Eventually, I became a senior editor. I enjoyed everything about being an editor: working with authors, coming up with new ideas, reading manuscripts, and editing a book from start to finish.
Early in my publishing career, I decided that I wanted to write children's books myself. I began working on Bummer Summer, which became my first published work. Over the next few years, I finished two more books, writing before I went to work and on the weekends. Finally I decided to leave my editorial job and become a freelance writer. Working alone at home was very different from being in an office with my colleagues, but I knew it was the right choice for me. Long-time readers may know that it was at this time that Scholastic's editorial director asked me to write a four-book series about a group of girls who baby-sat, and The Baby-sitters Club was born!
Many years and many books later, I was delighted when Doll People co-author Laura Godwin asked me if I would be interested in editing a collection of dog stories. Because Laura loves classic dog stories, she thought children would enjoy reading a contemporary collection from a diverse group of authors. I happily said yes. After so many years of writing, I thought it would be fun to work once again with other authors and their stories. An added bonus, of course, is that I love dogs!
My first task was to invite authors to contribute to the collection. Laura and I ended up with a wonderfully diverse and talented group: fellow Scholastic authors Pam Munoz Ryan, Mark Teague and Jon J Muth, along with authors Wendy Orr, Thacher Hurd, Valerie Hobbs, Margarita Engle, and Matt de la Pena. It was fun to work with all of these people; I've known Pam, Mark, and Jon for years, and it was great to get to know some of the others whose work I was familiar with but whom I had never met. The only instruction to the authors was to write a story about a dog. We didn't give them any other direction; we wanted to see what the authors would come up with on their own.
My dog, Sadie, got involved with the project and wrote a forward for the book, in which she says, "Between the covers of this book, you'll read about a boy who turns into a dog, a dog who brings a family together, a dog who lived a long time ago and was a companion to a very great artist in Paris, and about funny dogs, adventurous dogs, brave dogs, smart dogs, and dogs who perform rescues." I couldn't have said it better myself!
I was also writing a story for the collection, and after some thought, I recalled a day when Sadie wandered off and went missing for several hours. It was a scary time, although it ended well and she never ran off again. I decided to tell a similar story through the eyes of twelve-year-old Delilah, who is left in charge of her dog Picasso for the first time in her life.
In the end, I tried not to do too much editing of the other authors' manuscripts.

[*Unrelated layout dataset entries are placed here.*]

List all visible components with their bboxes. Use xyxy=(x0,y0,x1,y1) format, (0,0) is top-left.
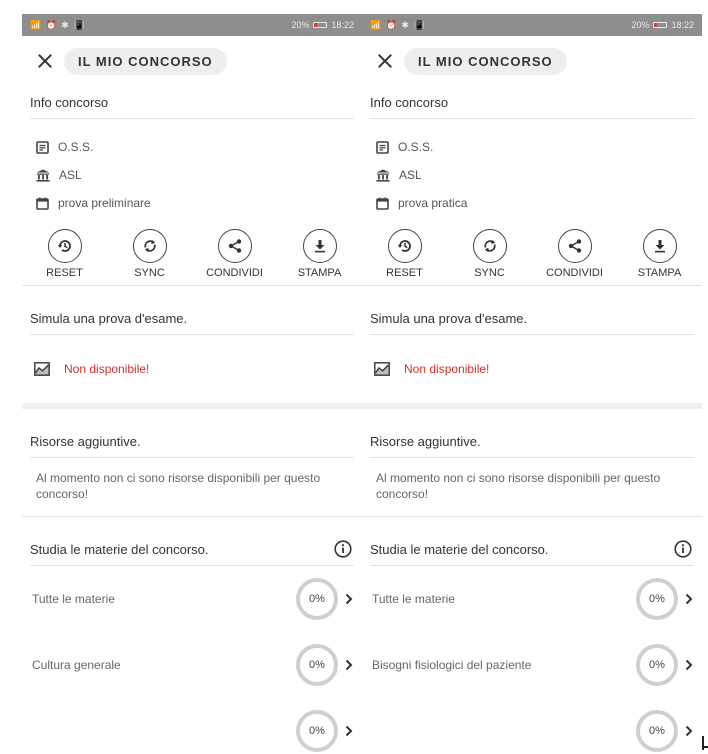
info-exam-row xyxy=(22,189,362,217)
subject-row[interactable] xyxy=(362,566,702,632)
study-section-title: Studia le materie del concorso. xyxy=(30,541,209,557)
subject-row[interactable] xyxy=(362,698,702,754)
battery-icon xyxy=(313,22,327,28)
close-icon[interactable] xyxy=(378,54,392,68)
page-title: IL MIO CONCORSO xyxy=(64,48,227,75)
status-icons: 📶 ⏰ ✱ 📳 xyxy=(370,19,426,30)
spacer xyxy=(362,286,702,302)
reset-label: RESET xyxy=(46,267,83,279)
battery-fill xyxy=(314,23,316,27)
close-icon[interactable] xyxy=(38,54,52,68)
chart-icon xyxy=(374,362,390,376)
resources-section-header xyxy=(370,425,694,458)
simulate-status: Non disponibile! xyxy=(64,362,150,376)
info-exam-type: prova preliminare xyxy=(58,196,151,210)
document-icon xyxy=(376,141,389,154)
subject-name: Tutte le materie xyxy=(372,592,455,606)
study-section-header xyxy=(30,533,354,566)
subject-name: Tutte le materie xyxy=(32,592,115,606)
share-button[interactable] xyxy=(200,229,270,279)
status-icons: 📶 ⏰ ✱ 📳 xyxy=(30,19,86,30)
phone-screen-right xyxy=(362,14,702,754)
mouse-cursor-icon xyxy=(702,736,708,750)
progress-ring: 0% xyxy=(296,710,338,752)
reset-button[interactable] xyxy=(370,229,440,279)
app-bar xyxy=(362,36,702,86)
print-button[interactable] xyxy=(285,229,355,279)
sync-icon xyxy=(133,229,167,263)
sync-button[interactable] xyxy=(455,229,525,279)
info-section-title: Info concorso xyxy=(370,94,449,110)
history-icon xyxy=(48,229,82,263)
subject-list xyxy=(362,566,702,754)
info-section-title: Info concorso xyxy=(30,94,109,110)
bank-icon xyxy=(376,169,390,182)
simulate-section-header xyxy=(30,302,354,335)
calendar-icon xyxy=(36,197,49,210)
info-entity: ASL xyxy=(399,168,422,182)
subject-name: Bisogni fisiologici del paziente xyxy=(372,658,532,672)
subject-row[interactable] xyxy=(362,632,702,698)
simulate-status-row xyxy=(22,335,362,403)
info-profile: O.S.S. xyxy=(58,140,94,154)
info-entity-row xyxy=(22,161,362,189)
action-bar xyxy=(22,217,362,285)
study-section-header xyxy=(370,533,694,566)
progress-ring: 0% xyxy=(636,710,678,752)
progress-ring: 0% xyxy=(296,578,338,620)
info-profile-row xyxy=(362,133,702,161)
print-button[interactable] xyxy=(625,229,695,279)
chevron-right-icon xyxy=(682,659,696,671)
battery-percent: 20% xyxy=(291,20,310,30)
info-entity: ASL xyxy=(59,168,82,182)
chevron-right-icon xyxy=(682,593,696,605)
chevron-right-icon xyxy=(342,659,356,671)
app-bar xyxy=(22,36,362,86)
info-exam-row xyxy=(362,189,702,217)
bank-icon xyxy=(36,169,50,182)
progress-ring: 0% xyxy=(636,644,678,686)
status-bar xyxy=(362,14,702,36)
reset-button[interactable] xyxy=(30,229,100,279)
download-icon xyxy=(643,229,677,263)
info-entity-row xyxy=(362,161,702,189)
subject-row[interactable] xyxy=(22,566,362,632)
share-icon xyxy=(558,229,592,263)
battery-icon xyxy=(653,22,667,28)
status-right xyxy=(631,20,694,30)
sync-button[interactable] xyxy=(115,229,185,279)
download-icon xyxy=(303,229,337,263)
resources-message: Al momento non ci sono risorse disponibili per questo concorso! xyxy=(36,471,321,501)
resources-section-title: Risorse aggiuntive. xyxy=(30,433,141,449)
clock: 18:22 xyxy=(671,20,694,30)
spacer xyxy=(22,409,362,425)
document-icon xyxy=(36,141,49,154)
share-icon xyxy=(218,229,252,263)
spacer xyxy=(362,409,702,425)
info-icon[interactable] xyxy=(674,540,692,558)
battery-fill xyxy=(654,23,656,27)
simulate-status-row xyxy=(362,335,702,403)
chart-icon xyxy=(34,362,50,376)
page-title: IL MIO CONCORSO xyxy=(404,48,567,75)
print-label: STAMPA xyxy=(637,267,682,279)
simulate-section-title: Simula una prova d'esame. xyxy=(370,310,528,326)
simulate-status: Non disponibile! xyxy=(404,362,490,376)
calendar-icon xyxy=(376,197,389,210)
share-label: CONDIVIDI xyxy=(206,267,263,279)
subject-row[interactable] xyxy=(22,698,362,754)
chevron-right-icon xyxy=(682,725,696,737)
print-label: STAMPA xyxy=(297,267,342,279)
info-section-header xyxy=(370,86,694,119)
info-section-header xyxy=(30,86,354,119)
sync-label: SYNC xyxy=(474,267,505,279)
resources-section-title: Risorse aggiuntive. xyxy=(370,433,481,449)
resources-message: Al momento non ci sono risorse disponibili per questo concorso! xyxy=(376,471,661,501)
sync-icon xyxy=(473,229,507,263)
subject-list xyxy=(22,566,362,754)
clock: 18:22 xyxy=(331,20,354,30)
progress-ring: 0% xyxy=(636,578,678,620)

I made suggestions, but felt it was important that the authors tell their own stories in their own voices. I think this is what makes the collection, Because of Shoe (the title of Pam Munoz Ryan's story), such an adventure for the reader!
As for me, taking a break from my writing to return to my editorial roots was a great experience. I thoroughly enjoyed it, and it's a challenge I look forward to taking on again.